Yüce Allah (c.c.) mealen;
-”‘Şüphesiz Allah iyilik yapanlarla ve muttaki olanlarla bereberdir.’buyurmaktadır.’

“Tarikat edepten ibarettir. Burada bir tarikatin bir silsilesinin mürşidleri anlatılıyor. Lütfen başka silsilelerden şeyhlerin mürşidlerin adlarını kullanarak yorum yazmayın.
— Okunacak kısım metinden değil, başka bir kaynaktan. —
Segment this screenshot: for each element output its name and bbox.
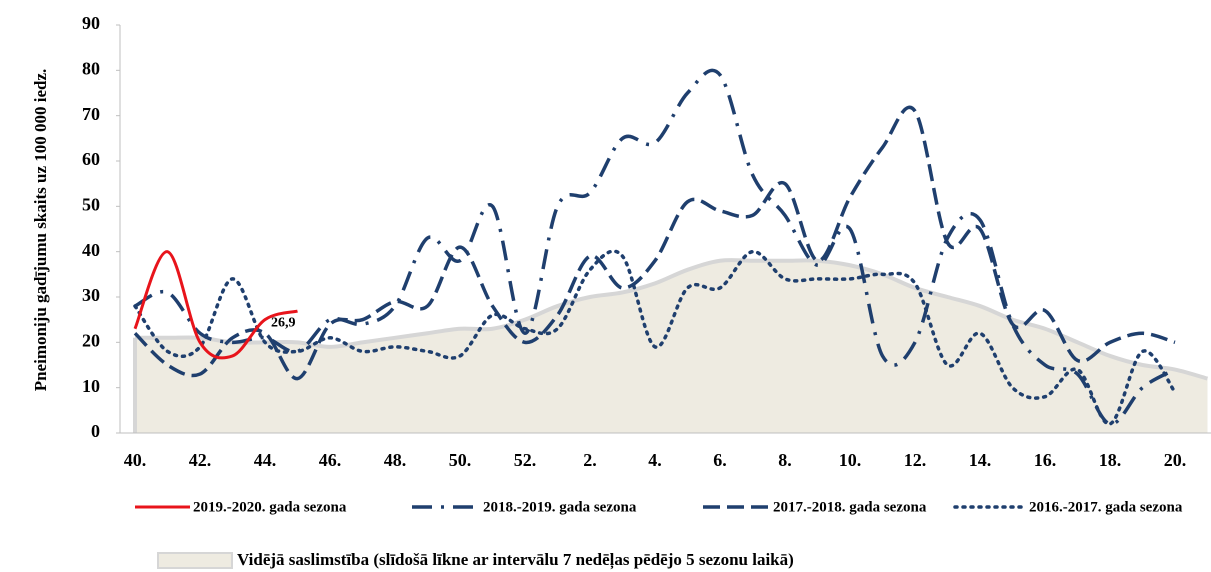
x-tick-label: 20.	[1164, 450, 1187, 470]
legend-label: 2017.-2018. gada sezona	[773, 499, 927, 515]
y-tick-label: 10	[82, 376, 100, 396]
series-line	[134, 68, 1176, 426]
x-tick-label: 16.	[1034, 450, 1057, 470]
series-line	[133, 105, 1176, 381]
y-tick-label: 50	[82, 194, 100, 214]
y-tick-label: 30	[82, 285, 100, 305]
x-tick-label: 46.	[319, 450, 342, 470]
x-tick-label: 10.	[839, 450, 862, 470]
legend-label: Vidējā saslimstība (slīdošā līkne ar int…	[237, 550, 794, 570]
y-tick-label: 0	[91, 421, 100, 441]
x-tick-label: 14.	[969, 450, 992, 470]
legend-label: 2018.-2019. gada sezona	[483, 499, 637, 515]
y-tick-label: 70	[82, 104, 100, 124]
series-line	[133, 250, 298, 360]
x-tick-label: 50.	[449, 450, 472, 470]
x-tick-label: 18.	[1099, 450, 1122, 470]
x-tick-label: 2.	[583, 450, 597, 470]
x-tick-label: 52.	[514, 450, 537, 470]
y-tick-label: 60	[82, 149, 100, 169]
x-tick-label: 12.	[904, 450, 927, 470]
y-tick-label: 90	[82, 13, 100, 33]
legend-label: 2019.-2020. gada sezona	[193, 499, 347, 515]
x-tick-label: 48.	[384, 450, 407, 470]
x-tick-label: 42.	[189, 450, 212, 470]
y-tick-label: 80	[82, 58, 100, 78]
x-tick-label: 8.	[778, 450, 792, 470]
x-tick-label: 40.	[124, 450, 147, 470]
data-label: 26,9	[271, 315, 296, 330]
series-line	[133, 249, 1177, 426]
y-tick-label: 40	[82, 240, 100, 260]
legend-label: 2016.-2017. gada sezona	[1029, 499, 1183, 515]
x-tick-label: 4.	[648, 450, 662, 470]
y-axis-label: Pneimoniju gadījumu skaits uz 100 000 ie…	[31, 69, 50, 392]
average-area	[135, 260, 1208, 433]
x-tick-label: 6.	[713, 450, 727, 470]
legend-swatch	[157, 552, 233, 569]
x-tick-label: 44.	[254, 450, 277, 470]
y-tick-label: 20	[82, 330, 100, 350]
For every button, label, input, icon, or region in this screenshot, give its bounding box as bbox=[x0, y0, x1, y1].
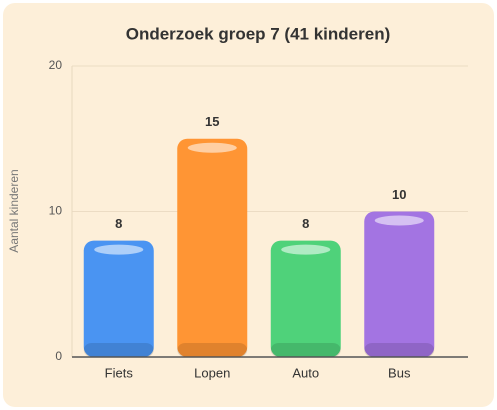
bar bbox=[83, 240, 154, 357]
chart-title: Onderzoek groep 7 (41 kinderen) bbox=[126, 24, 391, 43]
y-tick-label: 20 bbox=[49, 58, 63, 72]
bar-highlight bbox=[94, 244, 144, 255]
bar-highlight bbox=[281, 244, 331, 255]
bar-shade bbox=[83, 343, 154, 357]
data-label: 8 bbox=[302, 216, 309, 231]
bar-shade bbox=[364, 343, 435, 357]
y-tick-label: 0 bbox=[55, 349, 62, 363]
data-label: 10 bbox=[392, 187, 406, 202]
y-axis-label: Aantal kinderen bbox=[7, 169, 21, 252]
bar-shade bbox=[177, 343, 248, 357]
data-label: 15 bbox=[205, 114, 219, 129]
x-tick-label: Auto bbox=[292, 365, 319, 380]
x-tick-label: Fiets bbox=[105, 365, 134, 380]
x-tick-label: Lopen bbox=[194, 365, 230, 380]
data-label: 8 bbox=[115, 216, 122, 231]
bar bbox=[364, 211, 435, 357]
y-tick-label: 10 bbox=[49, 204, 63, 218]
bar bbox=[177, 138, 248, 357]
bar bbox=[270, 240, 341, 357]
bar-highlight bbox=[374, 215, 424, 226]
bar-highlight bbox=[187, 142, 237, 153]
bar-shade bbox=[270, 343, 341, 357]
x-tick-label: Bus bbox=[388, 365, 411, 380]
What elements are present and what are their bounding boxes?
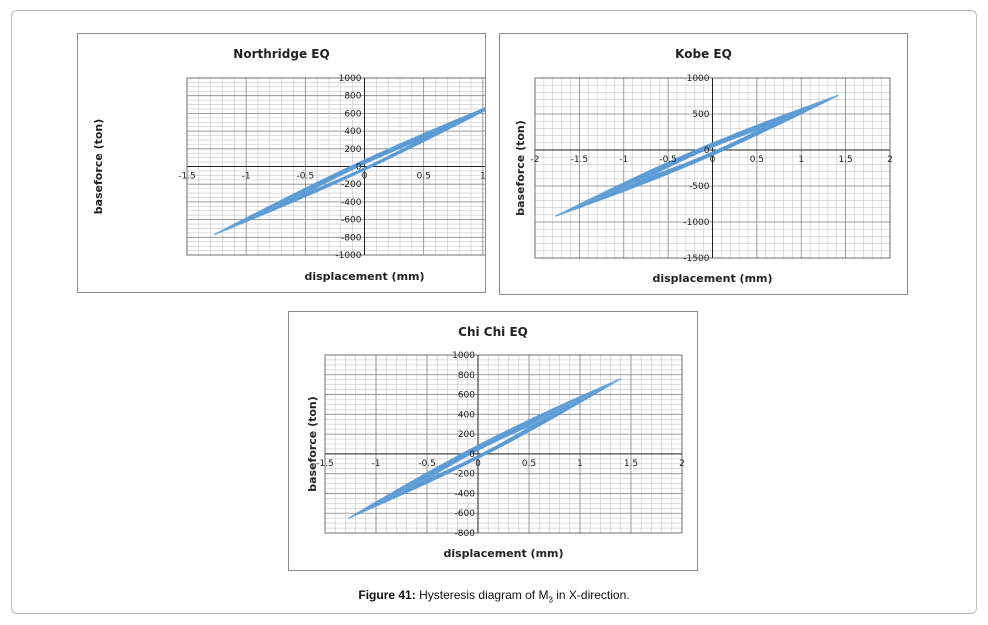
x-tick-label: 1 — [798, 155, 804, 165]
x-tick-label: -1.5 — [571, 155, 589, 165]
y-tick-label: -800 — [341, 233, 362, 243]
loop-cycle — [422, 421, 539, 482]
y-axis-title: baseforce (ton) — [306, 396, 319, 492]
caption-subscript: 3 — [548, 595, 553, 605]
y-tick-label: 1000 — [339, 74, 362, 84]
y-tick-label: 200 — [344, 145, 361, 155]
y-tick-label: -200 — [341, 180, 362, 190]
loop-cycle — [213, 107, 485, 236]
y-tick-label: 400 — [458, 410, 475, 420]
y-tick-label: -400 — [341, 198, 362, 208]
x-tick-label: 2 — [679, 459, 685, 469]
x-tick-label: 1.5 — [624, 459, 638, 469]
y-tick-label: -200 — [455, 470, 476, 480]
x-tick-label: -1 — [619, 155, 628, 165]
x-tick-label: -2 — [531, 155, 540, 165]
y-tick-label: -1000 — [335, 251, 361, 261]
chart-title: Kobe EQ — [675, 47, 732, 61]
chart-kobe: -1500 -1000 -500 0 500 1000 -2 -1.5 -1 -0.5 0 0.5 1 1… — [514, 47, 893, 285]
chart-title: Northridge EQ — [233, 47, 329, 61]
x-axis-title: displacement (mm) — [304, 270, 424, 283]
x-tick-label: -0.5 — [418, 459, 436, 469]
y-tick-label: -400 — [455, 489, 476, 499]
series-hysteresis — [348, 378, 622, 519]
x-tick-label: -1 — [372, 459, 381, 469]
caption-text: Hysteresis diagram of M — [419, 588, 549, 602]
y-tick-label: 0 — [469, 450, 475, 460]
x-tick-label: -0.5 — [659, 155, 677, 165]
caption-label: Figure 41: — [358, 588, 416, 602]
y-axis-title: baseforce (ton) — [92, 119, 105, 215]
series-hysteresis — [555, 94, 839, 217]
y-tick-label: 0 — [704, 146, 710, 156]
y-tick-label: 1000 — [452, 351, 475, 361]
x-axis-title: displacement (mm) — [652, 272, 772, 285]
y-tick-label: -600 — [455, 509, 476, 519]
x-tick-label: -1.5 — [178, 172, 196, 182]
y-tick-label: 500 — [692, 110, 709, 120]
y-tick-label: -500 — [689, 182, 710, 192]
y-tick-label: 800 — [458, 371, 475, 381]
x-tick-label: 0 — [475, 459, 481, 469]
y-axis-title: baseforce (ton) — [514, 120, 527, 216]
loop-cycle — [555, 94, 839, 217]
chart-panel-chichi: -800 -600 -400 -200 0 200 400 600 800 1000 -1.5 -1-… — [288, 311, 698, 571]
x-tick-label: -1.5 — [316, 459, 334, 469]
y-tick-label: 600 — [344, 109, 361, 119]
x-tick-label: 1 — [577, 459, 583, 469]
y-tick-label: -600 — [341, 216, 362, 226]
y-tick-label: 800 — [344, 92, 361, 102]
chart-title: Chi Chi EQ — [458, 325, 528, 339]
chart-northridge: -1000-800-600-400-20002004006008001000-1… — [92, 47, 485, 283]
y-tick-label: 200 — [458, 430, 475, 440]
y-tick-label: 0 — [356, 163, 362, 173]
y-tick-label: 1000 — [687, 74, 710, 84]
chart-panel-northridge: -1000 -800 -600 -400 -200 0 200 400 600 800 1000 -1… — [77, 33, 486, 293]
x-tick-label: 2 — [887, 155, 893, 165]
y-tick-label: -1500 — [683, 254, 709, 264]
chart-panel-kobe: -1500 -1000 -500 0 500 1000 -2 -1.5 -1 -0.5 0 0.5 1 1… — [499, 33, 908, 295]
series-hysteresis — [213, 107, 485, 236]
x-tick-label: -0.5 — [297, 172, 315, 182]
y-tick-label: 400 — [344, 127, 361, 137]
figure-caption: Figure 41: Hysteresis diagram of M3 in X… — [0, 588, 988, 604]
x-axis-title: displacement (mm) — [443, 547, 563, 560]
y-tick-label: -800 — [455, 529, 476, 539]
x-tick-label: -1 — [242, 172, 251, 182]
loop-cycle — [348, 378, 622, 519]
x-tick-label: 0.5 — [417, 172, 431, 182]
x-tick-label: 1.5 — [838, 155, 852, 165]
plot-area — [324, 354, 683, 534]
x-tick-label: 0 — [362, 172, 368, 182]
caption-text-end: in X-direction. — [552, 588, 630, 602]
x-tick-label: 0 — [710, 155, 716, 165]
x-tick-label: 1 — [480, 172, 485, 182]
y-tick-label: 600 — [458, 391, 475, 401]
x-tick-label: 0.5 — [750, 155, 764, 165]
x-tick-label: 0.5 — [522, 459, 536, 469]
y-tick-label: -1000 — [683, 218, 709, 228]
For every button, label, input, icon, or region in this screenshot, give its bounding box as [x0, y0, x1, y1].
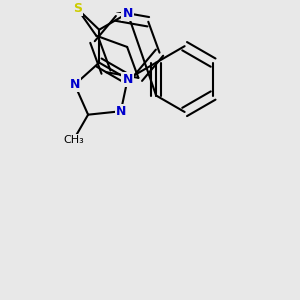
Text: N: N — [116, 105, 126, 118]
Text: N: N — [70, 78, 80, 91]
Text: N: N — [122, 73, 133, 85]
Text: N: N — [122, 7, 133, 20]
Text: CH₃: CH₃ — [63, 135, 84, 145]
Text: S: S — [73, 2, 82, 15]
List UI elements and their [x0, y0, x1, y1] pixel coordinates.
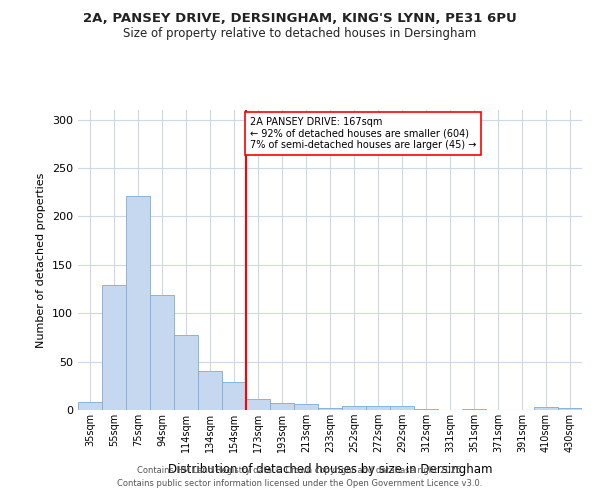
Bar [294, 404, 318, 410]
Bar [390, 406, 414, 410]
Y-axis label: Number of detached properties: Number of detached properties [37, 172, 46, 348]
Bar [366, 406, 390, 410]
Text: Size of property relative to detached houses in Dersingham: Size of property relative to detached ho… [124, 28, 476, 40]
Bar [174, 336, 198, 410]
Bar [198, 372, 222, 410]
Bar [342, 406, 366, 410]
Bar [246, 400, 270, 410]
Bar [462, 409, 486, 410]
Bar [414, 409, 438, 410]
Bar [126, 196, 150, 410]
Text: Contains HM Land Registry data © Crown copyright and database right 2025.
Contai: Contains HM Land Registry data © Crown c… [118, 466, 482, 487]
Bar [558, 408, 582, 410]
Bar [270, 403, 294, 410]
Bar [222, 382, 246, 410]
Bar [534, 407, 558, 410]
Bar [102, 285, 126, 410]
Text: 2A PANSEY DRIVE: 167sqm
← 92% of detached houses are smaller (604)
7% of semi-de: 2A PANSEY DRIVE: 167sqm ← 92% of detache… [250, 117, 476, 150]
X-axis label: Distribution of detached houses by size in Dersingham: Distribution of detached houses by size … [168, 464, 492, 476]
Bar [78, 402, 102, 410]
Bar [150, 295, 174, 410]
Text: 2A, PANSEY DRIVE, DERSINGHAM, KING'S LYNN, PE31 6PU: 2A, PANSEY DRIVE, DERSINGHAM, KING'S LYN… [83, 12, 517, 26]
Bar [318, 408, 342, 410]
Konu özeldir dağılmamalıdır.”

ŞEYH MUHAMMED EL-HAZNEVİ (K.S.)

Evliyanın büyüklerinden, insanları Hakka davet eden, onlara doğru yolu gösterip, hakiki saadete kavuşturan ve kendilerine “silsile-i âliyye” denilen büyük âlim ve velilerin “kırkıncısıdır.” Haznevi murşidleri’nin dördüncüsüdür;

Şah-i Hazne lakabiyle dünyaya ün salan, Ahmed El-Haznevi (r.a.), torunu olan Muhammed El-Haznevi hazretleri (r.a.) İzzeddin  El-Haznevi (k.s.) nin büyük oğlu olup,  Gözde halifelerindendir.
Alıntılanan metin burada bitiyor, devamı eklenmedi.